Rabu, 08 Oktober 2014

AH-64E Guardian, Banteng Terbang TNI AD




 

Pembangunan pertahanan yang dilakukan Pemerintahan Yudhoyono 10 tahun terakhir, secara fisik cukup memuaskan. Satu demi satu alutsista yang dibeli, berdatangan di Tanah Air. Di antara yang akan datang helikopter serang Boeing AH-64E Guardian, heli serang murni pertama yang akan dioperasikan Pusat Penerbangan TNI AD (Puspenerbad). Wartawan Angkasa Beny Adrian melaporkan kesiapan Penerbad menyongsong heli serang canggih ini.

Sejak rencana pembelian heli serang AH-64E Guardian menggelinding setelah KSAD (saat itu) Jenderal TNI Pramono Edhie Wibowo melontarkannya di sebuah kesempatan pada 2012, khalayak di Tanah Air sejenak terkaget-kaget. Rata-rata tidak percaya saat membaca tulisan di media yang memuat pernyataan adik ipar Presiden Susilo Bambang Yudhoyono itu. Namun seiring waktu, setelah tarik-ulur baik di tingkat Kementerian Pertahanan, Mabes TNI, DPR-RI, bahkan di Kongres Amerika Serikat sendiri, rencana itupun akhirnya disepakati.

Dalam kunjungannya ke Indonesia, Agutus 2013, Menteri Pertahanan AS Chuck Hagel mengatakan bahwa Pentagon akan menjual delapan heli serang Apache ke Indonesia seharga 500 juta dolar AS (setara Rp 5,4 triliun). Nilai kontrak ini mencakup pembelian delapan Apache, paket radar (versi Longbow) serta pelatihan dan perawatan. Bahkan selama beberapa bulan di tahun 2013, rumor yang beredar tidak hanya sebatas Apache. Diberitakan juga bahwa TNI AD akan membeli heli angkut Sikorsky UH-60 Black Hawk dan Boeing CH-47 Chinook.

Riuh rendah pemberitaan di media serta kicauan para pemerhati dan penggemar kemiliteran di media sosial, menjadi cerita tersendiri dalam proses pembelian ini. Namun tanpa perlu kehebohan layaknya selebriti yang (akan) memiliki mobil supermewah, Mako Puspenerbad langsung menyikapi positif rencana pemerintah ini. Berbagai rencana disiapkan dengan memperhatikan segala keterbatasan dan kelebihan yang dimiliki Penerbad. Baik berupa kesiapan pangkalan dan segenap material di dalamnya maupun sumber daya manusia yang kelak mengawakinya.

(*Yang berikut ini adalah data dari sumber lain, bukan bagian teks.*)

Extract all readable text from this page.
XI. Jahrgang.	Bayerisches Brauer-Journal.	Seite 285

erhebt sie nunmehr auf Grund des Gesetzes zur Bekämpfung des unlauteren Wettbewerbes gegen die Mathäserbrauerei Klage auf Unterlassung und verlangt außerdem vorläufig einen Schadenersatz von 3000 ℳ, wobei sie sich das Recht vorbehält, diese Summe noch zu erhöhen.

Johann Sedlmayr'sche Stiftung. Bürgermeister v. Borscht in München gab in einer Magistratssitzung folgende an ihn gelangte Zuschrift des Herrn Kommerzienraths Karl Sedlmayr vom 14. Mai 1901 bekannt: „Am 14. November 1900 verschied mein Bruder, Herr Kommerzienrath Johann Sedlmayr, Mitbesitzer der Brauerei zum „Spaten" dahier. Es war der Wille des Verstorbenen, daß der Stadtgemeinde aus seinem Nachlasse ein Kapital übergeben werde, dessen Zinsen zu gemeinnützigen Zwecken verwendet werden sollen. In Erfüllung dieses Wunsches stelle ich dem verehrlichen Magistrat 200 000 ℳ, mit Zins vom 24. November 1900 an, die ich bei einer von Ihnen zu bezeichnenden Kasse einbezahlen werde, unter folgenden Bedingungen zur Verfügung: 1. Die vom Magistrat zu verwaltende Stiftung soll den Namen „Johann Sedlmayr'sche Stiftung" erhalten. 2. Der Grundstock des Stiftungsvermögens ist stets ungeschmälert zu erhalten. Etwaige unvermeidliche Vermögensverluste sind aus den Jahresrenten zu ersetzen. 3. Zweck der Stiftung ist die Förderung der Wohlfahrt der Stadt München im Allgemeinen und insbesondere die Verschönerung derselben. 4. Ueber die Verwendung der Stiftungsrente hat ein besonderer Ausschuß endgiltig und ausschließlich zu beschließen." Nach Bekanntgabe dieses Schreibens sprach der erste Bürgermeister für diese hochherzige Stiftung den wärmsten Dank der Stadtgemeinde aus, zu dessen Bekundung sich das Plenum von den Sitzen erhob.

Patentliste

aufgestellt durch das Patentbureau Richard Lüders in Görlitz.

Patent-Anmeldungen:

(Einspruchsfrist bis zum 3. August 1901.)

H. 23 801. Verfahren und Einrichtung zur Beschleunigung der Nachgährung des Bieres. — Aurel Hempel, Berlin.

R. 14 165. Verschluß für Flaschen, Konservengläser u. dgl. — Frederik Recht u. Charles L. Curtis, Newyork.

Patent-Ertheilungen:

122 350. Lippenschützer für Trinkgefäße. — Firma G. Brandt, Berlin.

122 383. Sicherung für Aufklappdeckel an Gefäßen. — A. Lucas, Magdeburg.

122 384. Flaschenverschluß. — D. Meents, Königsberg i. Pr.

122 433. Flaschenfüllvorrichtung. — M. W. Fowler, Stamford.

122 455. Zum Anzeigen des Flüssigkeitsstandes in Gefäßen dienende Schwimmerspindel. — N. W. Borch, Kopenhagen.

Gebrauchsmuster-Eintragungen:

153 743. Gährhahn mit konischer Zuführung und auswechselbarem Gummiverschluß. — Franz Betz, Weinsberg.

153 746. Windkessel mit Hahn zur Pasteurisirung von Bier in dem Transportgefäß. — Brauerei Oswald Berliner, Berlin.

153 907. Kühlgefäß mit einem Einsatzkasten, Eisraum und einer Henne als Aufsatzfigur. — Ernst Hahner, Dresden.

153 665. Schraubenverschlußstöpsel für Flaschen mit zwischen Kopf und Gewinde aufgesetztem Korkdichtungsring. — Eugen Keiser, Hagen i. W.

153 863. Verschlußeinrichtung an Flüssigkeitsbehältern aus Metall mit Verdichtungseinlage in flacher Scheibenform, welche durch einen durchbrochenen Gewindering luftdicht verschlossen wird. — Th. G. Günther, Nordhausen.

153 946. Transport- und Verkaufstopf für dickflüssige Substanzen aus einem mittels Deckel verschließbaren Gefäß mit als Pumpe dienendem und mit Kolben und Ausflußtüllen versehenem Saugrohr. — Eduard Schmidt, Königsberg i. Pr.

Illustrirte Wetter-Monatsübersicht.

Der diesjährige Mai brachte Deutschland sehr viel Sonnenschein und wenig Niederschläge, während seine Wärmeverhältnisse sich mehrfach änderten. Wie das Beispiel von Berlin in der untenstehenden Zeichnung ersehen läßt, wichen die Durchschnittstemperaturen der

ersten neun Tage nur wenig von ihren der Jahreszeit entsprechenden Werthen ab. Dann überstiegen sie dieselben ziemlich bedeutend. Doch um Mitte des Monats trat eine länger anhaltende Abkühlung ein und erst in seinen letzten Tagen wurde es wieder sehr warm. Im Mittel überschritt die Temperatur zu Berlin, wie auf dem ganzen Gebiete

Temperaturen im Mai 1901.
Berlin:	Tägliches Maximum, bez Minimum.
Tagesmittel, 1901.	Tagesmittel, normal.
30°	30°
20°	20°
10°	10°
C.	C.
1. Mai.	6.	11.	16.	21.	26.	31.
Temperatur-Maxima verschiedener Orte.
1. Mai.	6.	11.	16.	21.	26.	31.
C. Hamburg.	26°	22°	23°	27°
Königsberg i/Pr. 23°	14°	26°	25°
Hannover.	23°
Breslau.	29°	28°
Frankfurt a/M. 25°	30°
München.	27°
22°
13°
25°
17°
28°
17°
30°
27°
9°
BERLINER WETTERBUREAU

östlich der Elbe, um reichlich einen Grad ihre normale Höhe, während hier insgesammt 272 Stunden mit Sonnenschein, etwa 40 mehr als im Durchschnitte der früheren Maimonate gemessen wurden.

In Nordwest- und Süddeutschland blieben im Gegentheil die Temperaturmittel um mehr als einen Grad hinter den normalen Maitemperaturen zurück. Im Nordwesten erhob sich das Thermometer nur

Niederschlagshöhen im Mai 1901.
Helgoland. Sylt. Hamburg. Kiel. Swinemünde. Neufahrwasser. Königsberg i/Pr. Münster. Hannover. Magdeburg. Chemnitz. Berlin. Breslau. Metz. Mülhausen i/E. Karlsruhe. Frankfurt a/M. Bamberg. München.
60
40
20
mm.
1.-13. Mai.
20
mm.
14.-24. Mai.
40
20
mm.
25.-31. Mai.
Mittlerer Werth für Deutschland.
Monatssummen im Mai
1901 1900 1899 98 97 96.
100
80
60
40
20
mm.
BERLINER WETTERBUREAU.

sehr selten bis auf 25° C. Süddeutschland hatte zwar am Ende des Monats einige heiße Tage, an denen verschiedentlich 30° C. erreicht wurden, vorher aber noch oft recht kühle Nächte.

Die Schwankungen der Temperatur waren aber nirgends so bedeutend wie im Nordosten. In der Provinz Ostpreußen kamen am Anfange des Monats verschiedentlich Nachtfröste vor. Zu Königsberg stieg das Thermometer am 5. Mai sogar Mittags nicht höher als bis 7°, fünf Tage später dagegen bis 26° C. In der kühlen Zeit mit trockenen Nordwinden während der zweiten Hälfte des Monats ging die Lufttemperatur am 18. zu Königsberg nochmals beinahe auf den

 Ditemui di kantornya di daerah Gunung Sahari, Jakarta Pusat, Komandan Puspenerbad Brigjen TNI Benny Susianto Sip., mengatakan bahwa dengan efektifnya kontrak pembelian Apache, maka pihaknya pun semakin agresif menyongsong kedatangan tank terbang (the flying tank) ini. “Sejak tahun kemarin, sebelum saya menjadi komandan, sebenarnya sudah disiapkan segala sesuatunya untuk menyambut kedatangan heli ini,” ujar alumni Akmil 1987 ini. Dengan kata lain, kata Benny menyederhanakan, ia hanya tinggal menyeleksi dan memutuskan nama-nama personel yang dipilih guna mengikuti pelatihan di AS nantinya.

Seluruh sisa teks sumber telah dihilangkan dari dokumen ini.